The second point that I found interesting was that the date of the Singularity, the location of the "elbow" of the exponential curve, is completely arbitrary.  He uses the following graphs to illustrate (borrowed from another blogger making the same point):

SingularlySteep.jpg

Of all Kelly's points that I've discussed on this blog, I think this is the most interesting.  In some ways it actually fits well with my contention that the Singularity will not be post-scarcity.  The abundance crowd, typified by Peter Diamandis, think that an explosion of material wealth, unlike anything we have ever experienced, will eliminate poverty and want, and lead to a age of abundance where resources are no longer scarce and human social relations are no longer largely defined by control over scarce resources.  What he seems to be overlooking is that compared to a few hundred years ago, we are already living in a time of abundance, but poverty and want still exist, and human social relations are still very much defined by control over scarce resources.  How can this be?  The answer is that the human consumptive drive is determined not by some absolute measure of what is needed for survival but rather by what is available.  The more there is, the more we want to consume.  And we define our sense of well-being in terms of that relative measure which always grows to swallow whatever resources are available.  Viewed in this light, the Singularity will not be a discrete moment that fundamentally changes the human condition, but rather will be a continuation of the processes that we have already been experiencing for hundreds of years.

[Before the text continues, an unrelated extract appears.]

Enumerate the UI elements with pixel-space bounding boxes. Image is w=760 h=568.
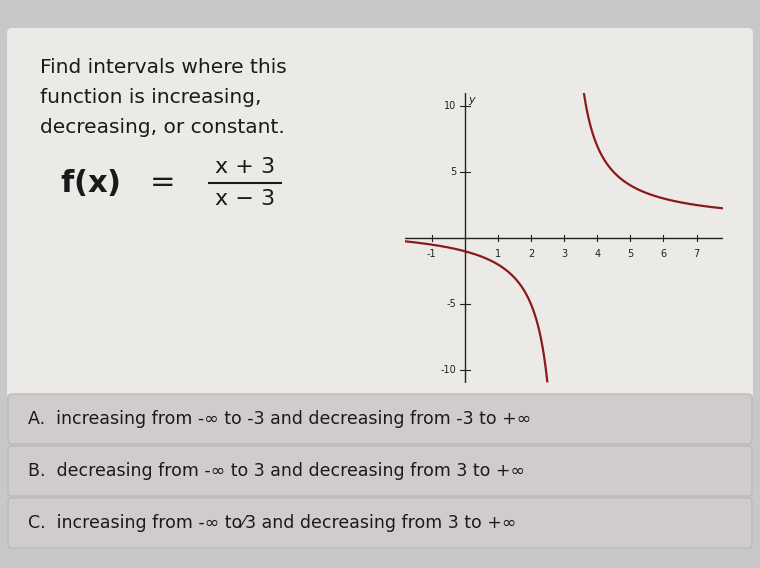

So I think Kelly's point is a good one, but I also think he is overlooking something very important.  The dates that thinkers like Kurzweil have picked out for the Singularity may really be their forecasts for when certain facts that have always typified human existence will change forever:

  • work:  when artificial intelligence is capable of doing all the things that humans can do, it will be more cost effective to have robots doing all of society's work, and work will no longer define the human experience of life.
  • body:  human bodies universally follow a design laid out by evolution; however, when we can re-engineer our bodies to have bigger brains, extra arms, nanobot immune systems, or to eliminate biological components altogether, the human body will no longer define person-hood.
  • death:  possibly the most important of these changes, there is nothing in the laws of physics that requires death (on human time scales anyway), and most likely we will eventually find ways to avoid it indefinitely.
Exponential technological progress may be properly viewed as a continuous phenomenon rather than a discrete one.  But there are discrete points along the way that will have tremendous emotional and spiritual significance for everyone.  Singularitans theorize that the elimination of work, body and death will happen in a compressed time frame.  The Singularity was originally conceived as the point beyond which we cannot fathom.  But the future is always hard to predict, and perhaps Kelly is right that we experience change as continuous rather than discrete.   Perhaps what people really mean by the Singularity is the point where technology has changed key elements that have defined what it means to be human for as long as humans have existed.